My colleague at "Fortune" wrote about him, Fred Thompson spent three days on the trail with him. He wrote that he rambles, he mangles his words, he's skimpy on details, he gets stuff wrong, and he says "I don't know" a lot.

And we have watched, these audiences are just not wowed by the guy —

HUME: I think one of the things he had going for him when he started, Nina, was that there were a lot of conservatives who were rooting for him to get in and ready to listen to him, and even for him to succeed. He seems, at least, to have disappointed them.

EASTON: He was familiar. He was a familiar name. He was an actor. It was all name-I.D. And when you run on all name-I.D., then you're just a balloon that's ready to float downward instead of upward.
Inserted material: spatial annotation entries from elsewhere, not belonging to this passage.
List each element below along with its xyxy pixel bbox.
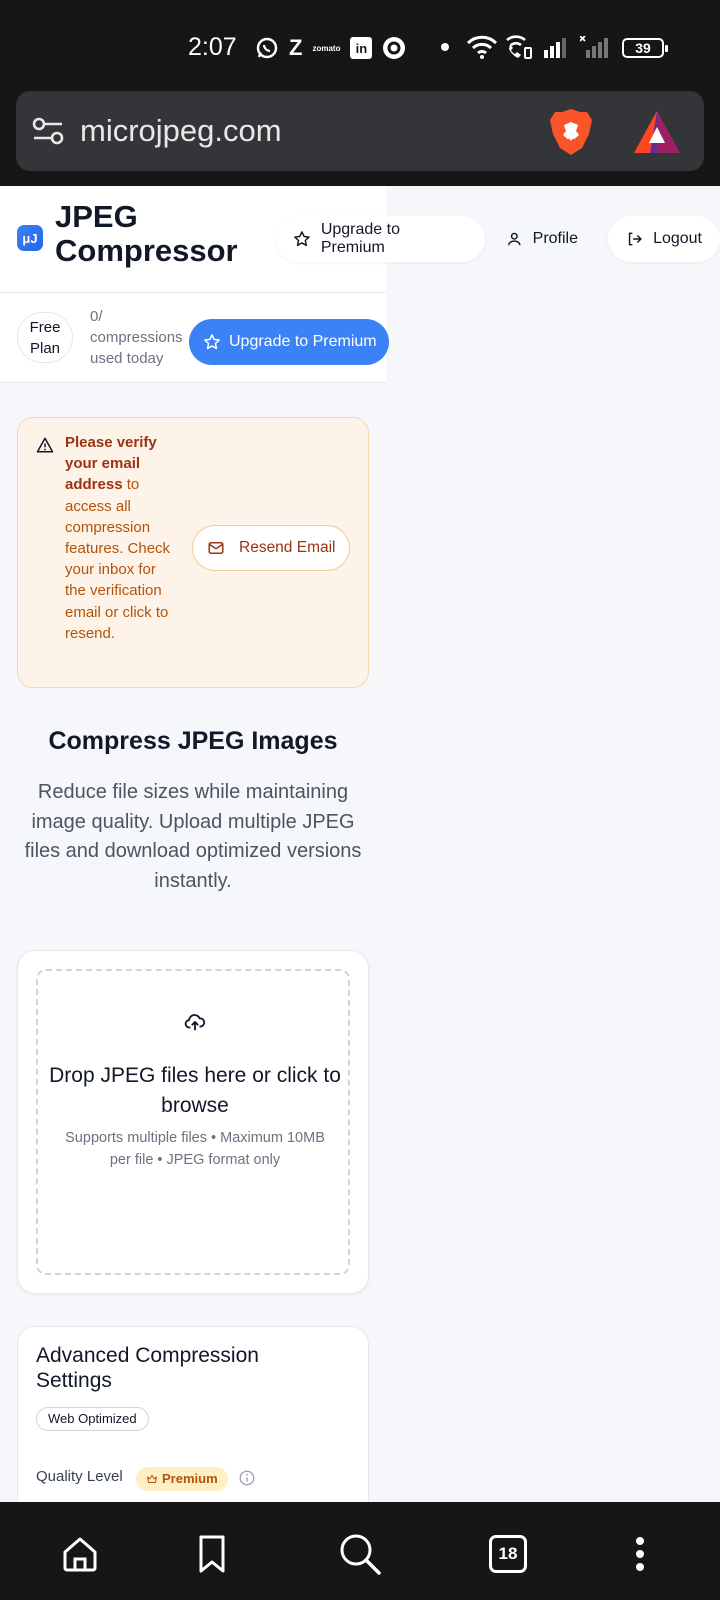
advanced-settings-card: Advanced Compression Settings Web Optimi… — [17, 1326, 369, 1502]
site-title[interactable]: JPEG Compressor — [55, 200, 265, 268]
premium-badge: Premium — [136, 1467, 228, 1491]
preset-badge[interactable]: Web Optimized — [36, 1407, 149, 1431]
linkedin-icon: in — [350, 35, 373, 61]
battery-icon: 39 — [622, 38, 668, 58]
site-settings-icon[interactable] — [30, 113, 66, 149]
logo[interactable]: μJ — [17, 225, 43, 251]
browser-toolbar: microjpeg.com — [0, 88, 720, 186]
cloud-upload-icon — [184, 1014, 206, 1031]
logout-icon — [628, 232, 642, 246]
nav-profile-button[interactable]: Profile — [488, 216, 596, 262]
resend-email-label: Resend Email — [239, 539, 336, 556]
dropzone-title: Drop JPEG files here or click to browse — [49, 1064, 341, 1117]
quality-level-label: Quality Level — [36, 1468, 123, 1485]
wifi-calling-icon — [503, 34, 533, 65]
signal-icon — [544, 38, 568, 63]
nav-logout-button[interactable]: Logout — [608, 216, 720, 262]
alert-body-text: to access all compression features. Chec… — [65, 476, 171, 642]
url-text[interactable]: microjpeg.com — [80, 113, 282, 149]
hero-title: Compress JPEG Images — [48, 727, 338, 755]
user-icon — [508, 232, 521, 246]
upgrade-premium-button[interactable]: Upgrade to Premium — [189, 319, 389, 365]
brave-rewards-icon[interactable] — [632, 109, 682, 155]
whatsapp-icon — [255, 35, 279, 61]
nav-logout-label: Logout — [653, 230, 702, 247]
dropzone-subtitle: Supports multiple files • Maximum 10MB p… — [65, 1130, 325, 1168]
signal-no-service-icon — [579, 35, 610, 63]
plan-bar: Free Plan 0/ compressions used today Upg… — [0, 293, 389, 383]
alert-bold-text: Please verify your email address — [65, 434, 157, 494]
alert-message: Please verify your email address to acce… — [65, 432, 175, 644]
search-icon — [340, 1534, 381, 1575]
star-icon — [204, 334, 220, 350]
verify-email-alert: Please verify your email address to acce… — [17, 417, 369, 688]
clock: 2:07 — [188, 33, 237, 61]
settings-title: Advanced Compression Settings — [36, 1344, 259, 1392]
wifi-icon — [466, 34, 498, 65]
home-button[interactable] — [58, 1532, 102, 1576]
nav-profile-label: Profile — [532, 230, 578, 247]
info-icon[interactable] — [238, 1469, 256, 1487]
brave-shields-icon[interactable] — [548, 107, 594, 157]
upgrade-premium-label: Upgrade to Premium — [229, 333, 377, 350]
tab-count: 18 — [489, 1535, 527, 1573]
crown-icon — [147, 1475, 157, 1483]
status-bar: 2:07 Z zomato in 39 — [0, 0, 720, 88]
nav-upgrade-button[interactable]: Upgrade to Premium — [275, 216, 485, 262]
web-page: μJ JPEG Compressor Upgrade to Premium Pr… — [0, 186, 720, 1502]
bookmarks-button[interactable] — [190, 1532, 234, 1576]
bookmark-icon — [199, 1535, 225, 1573]
warning-icon — [36, 437, 54, 453]
zomato-icon: zomato — [312, 43, 341, 53]
notification-icons: Z zomato in — [255, 34, 406, 62]
address-bar[interactable]: microjpeg.com — [16, 91, 704, 171]
browser-bottom-nav: 18 — [0, 1502, 720, 1600]
plan-badge: Free Plan — [17, 312, 73, 363]
file-dropzone[interactable]: Drop JPEG files here or click to browse … — [36, 969, 350, 1275]
hero-subtitle: Reduce file sizes while maintaining imag… — [24, 781, 362, 892]
usage-counter: 0/ compressions used today — [90, 308, 183, 367]
resend-email-button[interactable]: Resend Email — [192, 525, 350, 571]
star-icon — [294, 231, 310, 247]
upload-card: Drop JPEG files here or click to browse … — [17, 950, 369, 1294]
search-button[interactable] — [338, 1532, 382, 1576]
more-vert-icon — [636, 1537, 644, 1571]
menu-button[interactable] — [618, 1532, 662, 1576]
mail-icon — [208, 542, 224, 554]
circle-app-icon — [382, 35, 406, 61]
tabs-button[interactable]: 18 — [486, 1532, 530, 1576]
premium-badge-label: Premium — [162, 1471, 218, 1486]
home-icon — [63, 1537, 97, 1572]
nav-upgrade-label: Upgrade to Premium — [320, 221, 400, 256]
zepto-icon: Z — [289, 35, 303, 60]
notification-dot-icon — [441, 43, 449, 51]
KRAUTHAMMER: The rationale of his campaign was that the three leading candidates all had huge liabilities — Giuliani as a social liberal, Romney, the flip-flops, and his religion, which is a problem with part of his constituency, and, of course, McCain, whose is an apostate on a lot of conservative issues, on taxes, campaign finances, et cetera. So he would come in as the consistent conservative.

But you can't run as a negative, as an "I'm not them." He didn't have anything that he brought to the table.

The other three have something strong. McCain, a war hero, who has been tough on the war in good times and bad, who could lead, Giuliani, the sheriff of New York, who cleaned it up, and Romney, a technocrat who can run things, a state, companies, and even the Olympics.

So each had something, and Thompson offers the folksy manner of a consistent conservative, but there is not anything "there" there. And in the absence of something, you can't win.

HUME: What can he do to turn this around? Develop a new message? What would have to happen?

BARNES: I don't know what he can do. That's why I think it's barely conceivable that he could rise. There would have to be some sudden moment in the campaign where people took a different view of him.

These things do happen, where something will happen that is unexpected, and they will take a different view of him. But, as I say, it is unexpected.

HUME: Nothing that we can fore foresee.

BARNES: Yes.

EASTON: And running for president is a draining, humiliating process. You have to really want it and know why you really want it.

HUME: There has always been that question, too, hasn't there?